Baltimore will come into the contest led once again by a suffocating defense and a special teams unit headed up by its all-everything kicker, who some believe may be the greatest kicker of all time.

And the Ravens will need a big-time effort from its defense as its offense tries to find its footing. Baltimore will feature speedy wide receiver Jeremy Maclin, who the Ravens picked up after Kansas City dropped him during the offseason. But the starting offense has only been together for one week as quarterback Joe Flacco, who missed the entire preseason, works his way back from a bad back. Like Cincinnati, Baltimore also has a lot of questions along the offensive line.

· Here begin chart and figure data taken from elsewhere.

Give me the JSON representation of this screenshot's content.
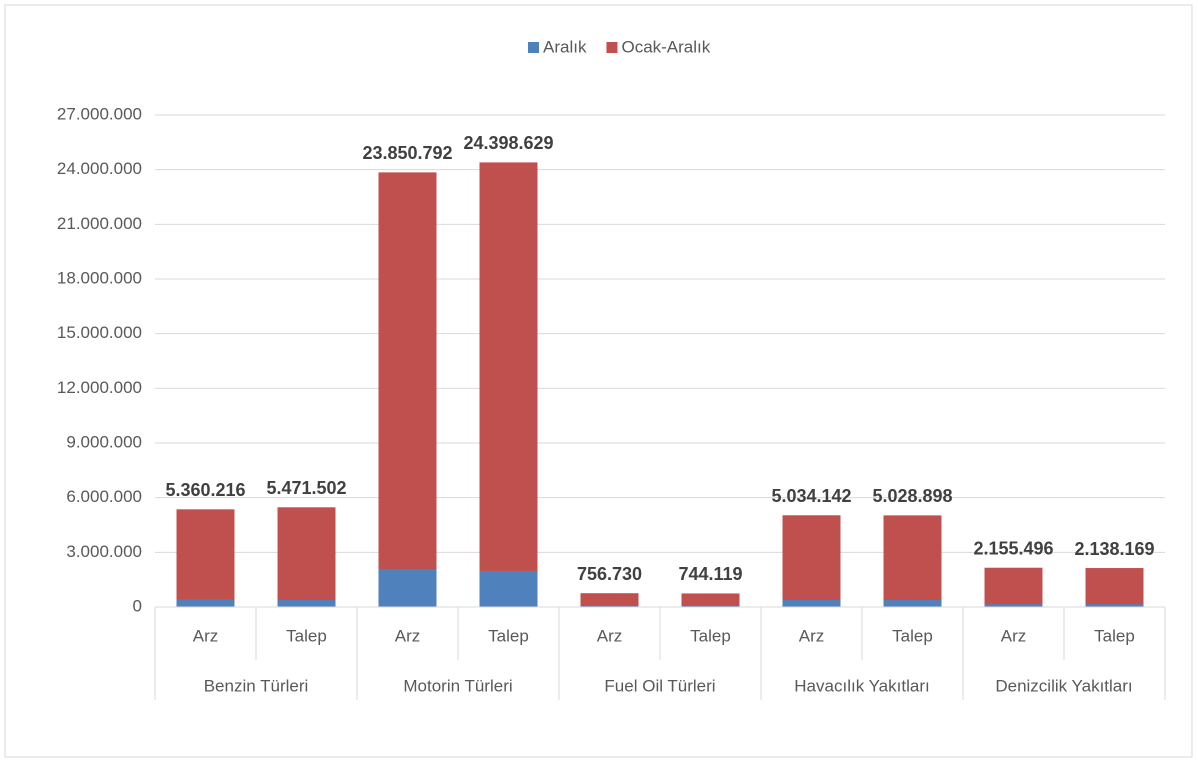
{
  "chart_data": {
    "type": "bar",
    "overlap": true,
    "groups": [
      "Benzin Türleri",
      "Motorin Türleri",
      "Fuel Oil Türleri",
      "Havacılık Yakıtları",
      "Denizcilik Yakıtları"
    ],
    "categories": [
      "Arz",
      "Talep",
      "Arz",
      "Talep",
      "Arz",
      "Talep",
      "Arz",
      "Talep",
      "Arz",
      "Talep"
    ],
    "series": [
      {
        "name": "Ocak-Aralık",
        "color": "#c0504d",
        "values": [
          5360216,
          5471502,
          23850792,
          24398629,
          756730,
          744119,
          5034142,
          5028898,
          2155496,
          2138169
        ],
        "value_labels": [
          "5.360.216",
          "5.471.502",
          "23.850.792",
          "24.398.629",
          "756.730",
          "744.119",
          "5.034.142",
          "5.028.898",
          "2.155.496",
          "2.138.169"
        ]
      },
      {
        "name": "Aralık",
        "color": "#4f81bd",
        "values": [
          420000,
          380000,
          2090000,
          1980000,
          60000,
          60000,
          380000,
          380000,
          150000,
          150000
        ]
      }
    ],
    "legend": "top",
    "ylim": [
      0,
      27000000
    ],
    "yticks": [
      0,
      {
        "value": 3000000,
        "label": "3.000.000"
      },
      {
        "value": 6000000,
        "label": "6.000.000"
      },
      {
        "value": 9000000,
        "label": "9.000.000"
      },
      {
        "value": 12000000,
        "label": "12.000.000"
      },
      {
        "value": 15000000,
        "label": "15.000.000"
      },
      {
        "value": 18000000,
        "label": "18.000.000"
      },
      {
        "value": 21000000,
        "label": "21.000.000"
      },
      {
        "value": 24000000,
        "label": "24.000.000"
      },
      {
        "value": 27000000,
        "label": "27.000.000"
      }
    ],
    "grid": true
  }
}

Meanwhile, the Bengals’ offense will be back at full strength for only the fourth time since the start of the 2016 season. In fact, during the past two seasons, the trio of Green, Tyler Eifert and Dalton have only started and finished 14 regular-season games together.

But, during the time that the trio has been together, the Bengals’ offense has been all but unstoppable. During those 14 games, Cincinnati has averaged 26.8 points per game, while scoring at a clip of only 20.5 points per game when at least one was absent.

And the Bengals defense has gotten younger and faster. With newcomers Jordan Willis, Carl Lawson and Chris Smith set to bolster a line that already features Pro Bowlers Carlos Dunlap and Geno Atkins, and with a linebacking corps that boasts the additions of former Arizona Cardinals linebacker Kevin Minter and rookie linebacker Jordan Evans, this unit has the potential to recapture its standing as one of the top defenses in the National Football League.

The Bengals will most certainly miss the presence of star linebacker Vontaze Burfict, who is serving a three-game suspension, but the talent is certainly there to overcome his absence, at least in the short term.